[tcapsusdb knowledge base] data recovery function of tcapsusdb


Tcapsusdb is a NoSQL database developed by Tencent. It is customized according to the development characteristics of the game. It has the characteristics of high performance, low cost, high availability and strong flexibility. This paper focuses on the data recovery function of tcapsus.

Tcapsusdb uses master and slave as redundant backup of data. The roles of master and slave are equivalent. Specifically, the master’s data will be asynchronously synchronized to slave. When the master fails, slave will switch to provide services for master.

Data recovery includes two parts: backup and recovery, so it is introduced from the following two points.


The database needs to be backed up regularly. From the tcapsusdb architecture diagram, it is known that each pair of primary and standby computers regularly make backup to the cold standby center through the standby computer. When each machine is put on the shelf, the cold standby script will be deployed to the machine, and then the backup work will be completed through the interaction between the cold standby script and the cold standby center.

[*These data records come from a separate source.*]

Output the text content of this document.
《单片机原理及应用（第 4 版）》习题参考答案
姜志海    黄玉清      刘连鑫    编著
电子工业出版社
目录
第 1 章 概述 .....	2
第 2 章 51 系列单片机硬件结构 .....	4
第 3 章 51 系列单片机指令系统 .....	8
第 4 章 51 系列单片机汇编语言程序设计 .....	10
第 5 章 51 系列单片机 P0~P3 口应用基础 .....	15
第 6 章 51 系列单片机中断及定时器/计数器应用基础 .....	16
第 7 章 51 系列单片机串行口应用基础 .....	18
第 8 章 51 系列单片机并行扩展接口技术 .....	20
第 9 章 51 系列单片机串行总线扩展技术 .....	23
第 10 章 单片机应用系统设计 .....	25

[tcapsusdb knowledge base] data recovery function of tcapsusdb

The role of cold standby script

  • Dump the current machine, dump the full amount of data, and submit it to the cold standby center. Then the cold standby center initiates scheduling and pulls the cold standby file to the cold standby center.
  • Submit the incremental binlog pipeline of the current machine to the cold standby center, and then the cold standby center initiates scheduling to pull the binlog pipeline file to the cold standby center.
  • Clean up all the uploaded cold standby files regularly.
  • Clean up the incremental binlog pipelining files that have been uploaded by the machine regularly.

Backup strategy

  • At 1:05 am every day, backup a full amount of data from tcapsvr slave to the BAK directory of the machine, waiting for the cold standby center to pull it.
  • The full backup of each machine should be uploaded to the cold standby center within 10 hours.
  • Flow the incremental log to the cold standby center every five minutes.
  • The incremental log of each machine is required to be pulled out by the cold standby center within one hour after submission.

Cold standby Center

  • The cold standby center used by tcaplus is maintained by the technical operation Department, and the backup of most business of mutual entertainment will be stored in the cold standby center.
  • Tcaplus interacts with the cold standby center about 1400 slave machines every day.
  • Each machine produces a maximum of 1.1tb of full capacity cold standby, and the incremental engine is about 500GB.
  • After the cold standby center initiates a submit task for an IP, it will initiate the Rsync thread on the IP of the destination machine to pull the file to the cold standby center.
  • For the IP to upload the cold standby, it distinguishes between Gigabit bandwidth and 10 Gigabit bandwidth. The upload and download speed of 10 Gigabit bandwidth is higher than that of Gigabit bandwidth.


Failure recovery

The most important fault recovery is machine fault, which is generally divided into slave fault and master fault

In case of a slave machine failure, the DBA initiates a slave rebuild transaction. At this time, the newly replaced machine will download the cold standby of the original suspended slave to the local computer and register it to the master after decompression.

In case of a master machine failure, the system will automatically switch slave to master, and the previous master to slave. Slave will initiate a reconstruction transaction and pull the cold standby of the new master for data recovery.

Business recovery

The business needs to recover some keys to the specified time point

This kind of problem is divided into two steps

① Construct the data to the specified time point, including pulling it from the cold standby center to the local and decompressing it to the specified directory.

② Find the corresponding key from the constructed data and import the data online. Before importing, the project team sometimes knows the specific key, and sometimes only knows the specific scope

Key known: traverse the constructed data to find the executed key, and then initiate the import.

Key unknown, only know the scope: tcapsusdb traverses the data in the scope and provides it to the project group, which identifies the key to be returned and imports it online.

Both cases are transactional.

Business test needs to copy the existing network data to the test environment

The existing network and test environment belong to two clusters, and the process is also divided into two steps: first, construct a copy of the existing network data, then copy it to the test environment and import it in full.

Tcapsusdb is a distributed NoSQL database produced by Tencent. The code for storage and scheduling is completely self-developed. It has the characteristics of cache + landing fusion architecture, Pb level storage, millisecond delay, lossless horizontal expansion and complex data structure. At the same time, it has the characteristics of rich ecology, convenient migration, extremely low operation and maintenance cost and five nine high availability. Customers cover games, Internet, government affairs, finance, manufacturing and Internet of things.